A report from economic forum the OECD found there was less disruption in classes in 2009 compared with the results of a previous study in 2000.
Pupils in the UK were better behaved than the international average.
But Asian countries and regions dominated the top places in this good-behaviour league.
The OECD has produced an analysis of behaviour statistics gathered as part of its international PISA study, which compares the performance of education systems.
Popular belief 'wrong'
It looked at the level of classroom disruption in terms of how much teachers had to wait for 15-year-old pupils to "quieten down" during lessons.
The study found that despite widespread concerns about bad behaviour, teenagers were less likely to be noisy and disruptive than a similar international analysis in 2000.

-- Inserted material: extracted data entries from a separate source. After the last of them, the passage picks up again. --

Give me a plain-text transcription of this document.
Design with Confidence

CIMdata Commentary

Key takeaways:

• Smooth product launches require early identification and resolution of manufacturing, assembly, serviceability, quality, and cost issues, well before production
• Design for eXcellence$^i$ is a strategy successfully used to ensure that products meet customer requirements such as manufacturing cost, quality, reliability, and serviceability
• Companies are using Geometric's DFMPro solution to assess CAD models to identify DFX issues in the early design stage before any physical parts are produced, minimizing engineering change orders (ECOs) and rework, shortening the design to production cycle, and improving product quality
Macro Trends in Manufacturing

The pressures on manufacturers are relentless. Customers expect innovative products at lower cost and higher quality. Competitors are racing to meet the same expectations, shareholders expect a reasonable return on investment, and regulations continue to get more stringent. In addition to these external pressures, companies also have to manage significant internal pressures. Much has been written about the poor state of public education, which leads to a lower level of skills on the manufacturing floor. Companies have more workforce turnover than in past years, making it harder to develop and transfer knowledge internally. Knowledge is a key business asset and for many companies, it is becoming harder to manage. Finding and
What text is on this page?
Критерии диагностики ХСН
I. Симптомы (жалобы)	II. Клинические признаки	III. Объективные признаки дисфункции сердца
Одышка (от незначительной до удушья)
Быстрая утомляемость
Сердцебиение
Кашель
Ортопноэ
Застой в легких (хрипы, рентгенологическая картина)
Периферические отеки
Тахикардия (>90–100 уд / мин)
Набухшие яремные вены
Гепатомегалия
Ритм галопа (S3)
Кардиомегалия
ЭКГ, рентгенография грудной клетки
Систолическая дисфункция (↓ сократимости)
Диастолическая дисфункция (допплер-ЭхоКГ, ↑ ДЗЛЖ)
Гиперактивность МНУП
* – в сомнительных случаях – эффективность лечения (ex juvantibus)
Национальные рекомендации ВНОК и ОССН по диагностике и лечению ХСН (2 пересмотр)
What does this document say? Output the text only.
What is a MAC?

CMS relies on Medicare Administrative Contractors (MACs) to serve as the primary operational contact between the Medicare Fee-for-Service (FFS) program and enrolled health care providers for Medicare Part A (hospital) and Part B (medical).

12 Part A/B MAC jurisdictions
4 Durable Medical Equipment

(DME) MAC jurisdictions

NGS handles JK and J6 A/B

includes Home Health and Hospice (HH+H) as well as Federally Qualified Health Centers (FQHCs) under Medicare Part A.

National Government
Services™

"Popular belief has it that every successive crop of students is less disciplined than the one before it, and that teachers are losing control over their classes. But popular belief has it wrong," says the OECD report.
"Between 2000 and 2009, discipline in school did not deteriorate - in fact, in most countries it improved."

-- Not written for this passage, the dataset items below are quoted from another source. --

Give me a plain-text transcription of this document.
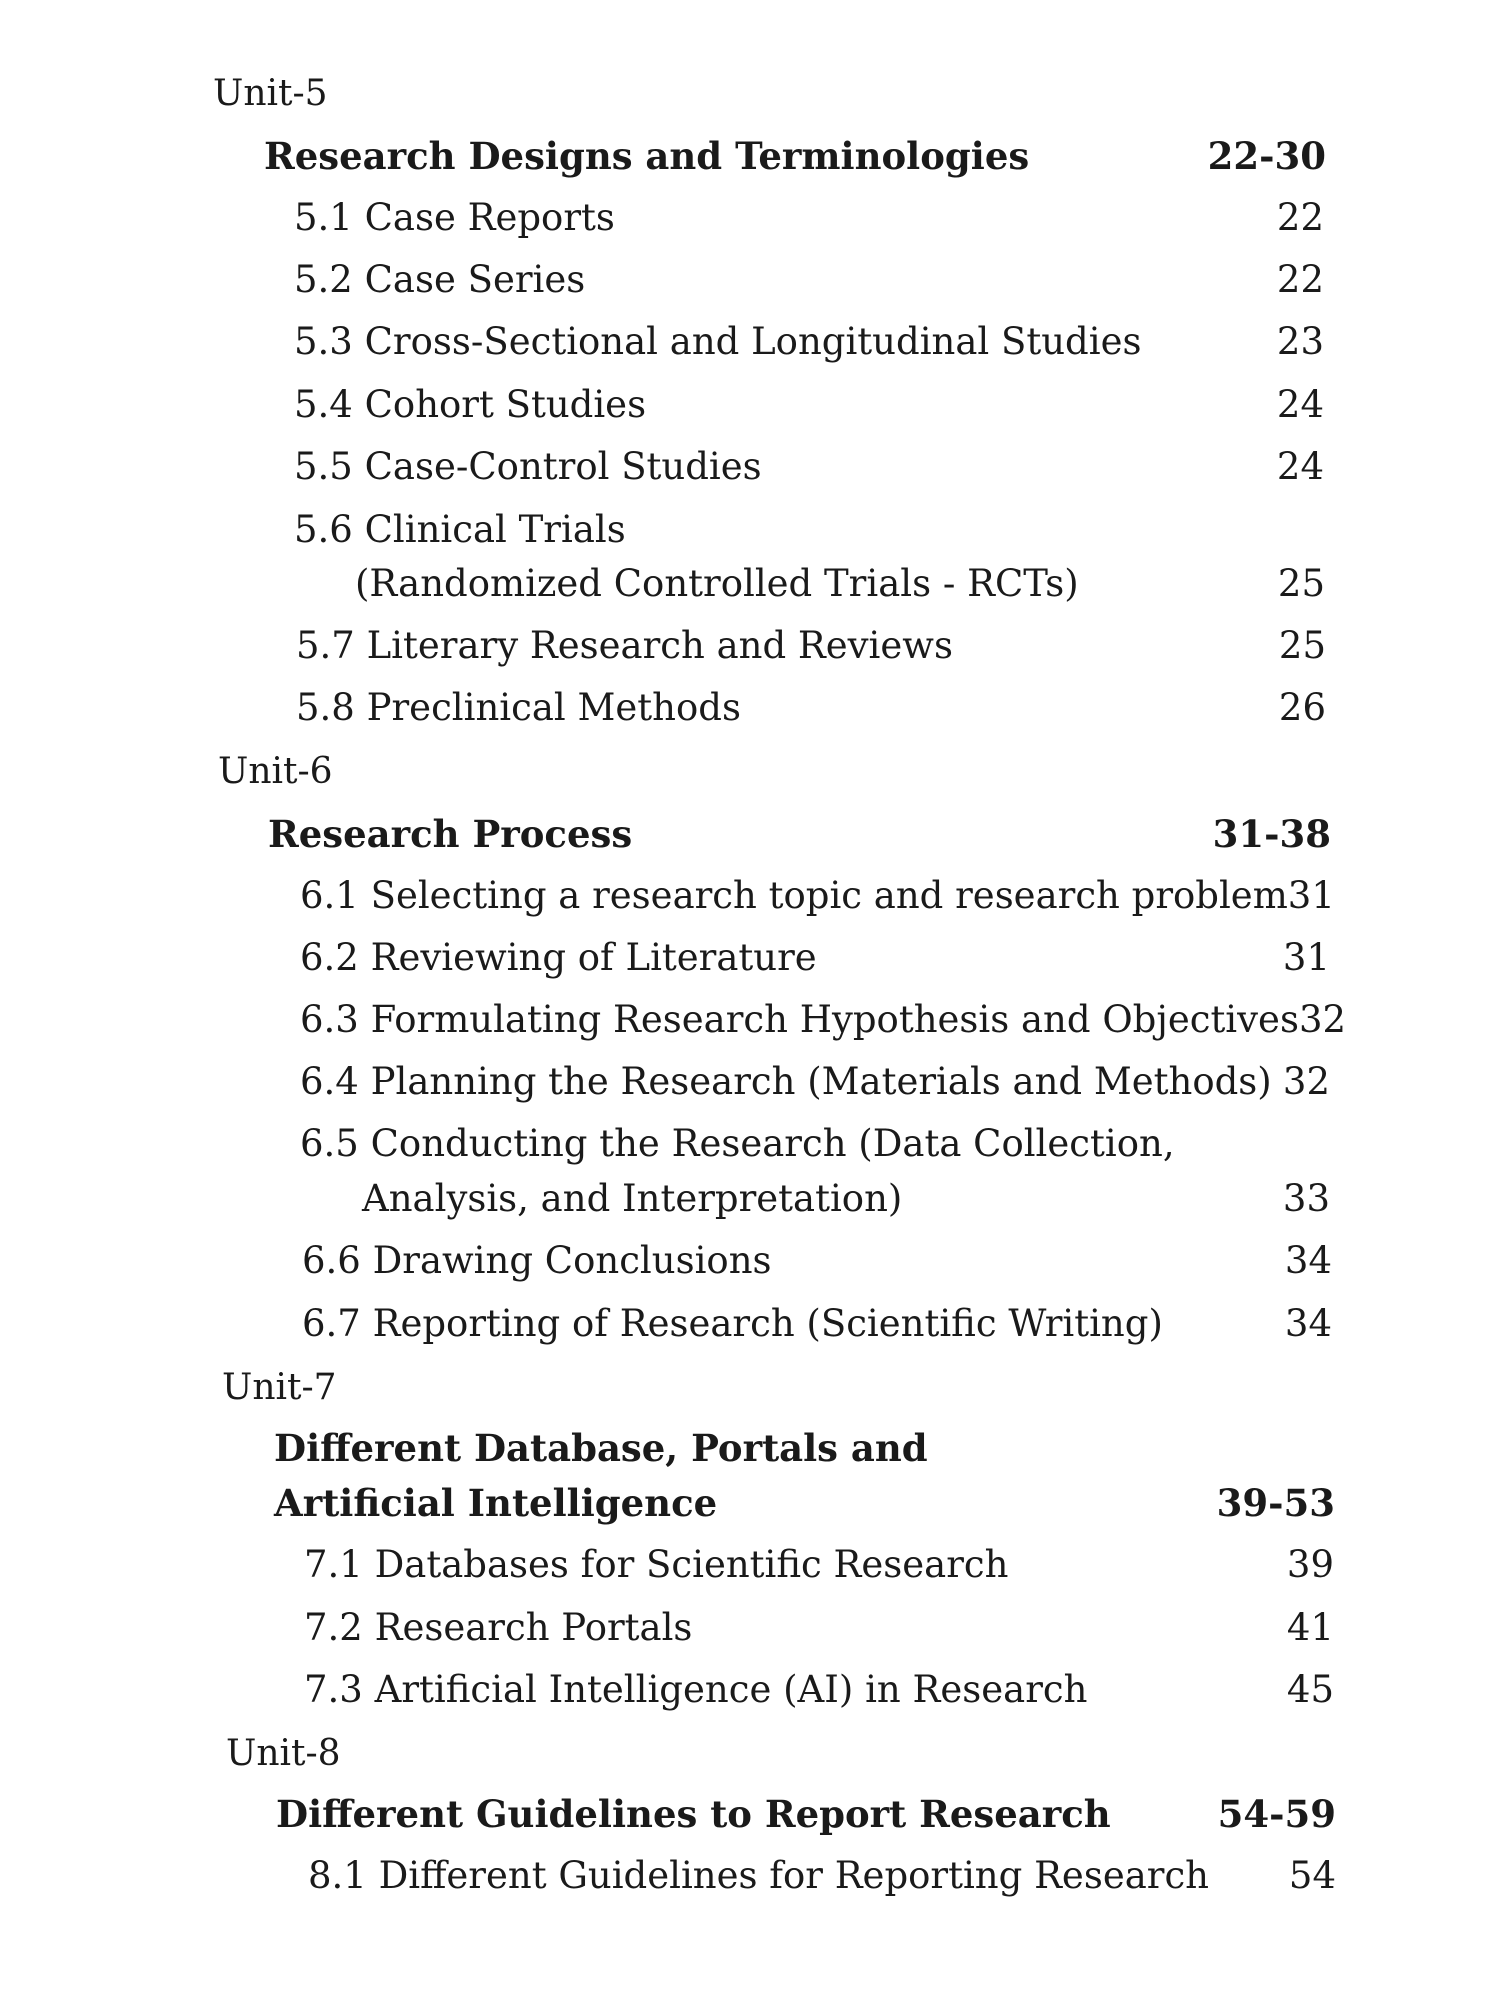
Unit-5
Research Designs and Terminologies	22-30
5.1 Case Reports	22
5.2 Case Series	22
5.3 Cross-Sectional and Longitudinal Studies	23
5.4 Cohort Studies	24
5.5 Case-Control Studies	24
5.6 Clinical Trials
(Randomized Controlled Trials - RCTs)	25
5.7 Literary Research and Reviews	25
5.8 Preclinical Methods	26
Unit-6
Research Process	31-38
6.1 Selecting a research topic and research problem 31
6.2 Reviewing of Literature	31
6.3 Formulating Research Hypothesis and Objectives 32
6.4 Planning the Research (Materials and Methods) 32
6.5 Conducting the Research (Data Collection,
Analysis, and Interpretation)	33
6.6 Drawing Conclusions	34
6.7 Reporting of Research (Scientific Writing)	34
Unit-7
Different Database, Portals and
Artificial Intelligence	39-53
7.1 Databases for Scientific Research	39
7.2 Research Portals	41
7.3 Artificial Intelligence (AI) in Research	45
Unit-8
Different Guidelines to Report Research	54-59
8.1 Different Guidelines for Reporting Research 54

But there were wide differences between the 38 countries and regional school systems ranked in the study.
Asian countries and regions account for seven out of the top 10 places. The other three in the top 10 are eastern European.
With two Chinese school systems in the top four - Shanghai and Hong Kong - it reflects the emergence of China as an up-and-coming education superpower.
In the PISA study's measurement of literacy skills, published in December, Shanghai was the top-rated school system in the world.
In this behaviour study, the UK is in equal 28th place, with a score that puts pupil behaviour above the average - behind the US and Germany but ahead of countries such as France and Italy.
Within the UK's performance, the study found significant differences in behaviour in school, depending on the social background of the intake.
Breaking down the UK figure, researchers found that the 25% of schools serving the most advantaged pupils had much better behaviour than the 25% of schools serving the most disadvantaged pupils.
At the lower end of this league table there are several Scandinavian countries - which are more usually found in the upper reaches of international education comparisons.
Finland, usually at the top of global school rankings, is in the bottom three, with only Argentina and Greece identified as having more classroom disruption.
But the overall trend is upward, with less disruption, argues the report.
"The bottom line," says the study, is that the research provides "no evidence to support the notion that discipline in school is a growing problem".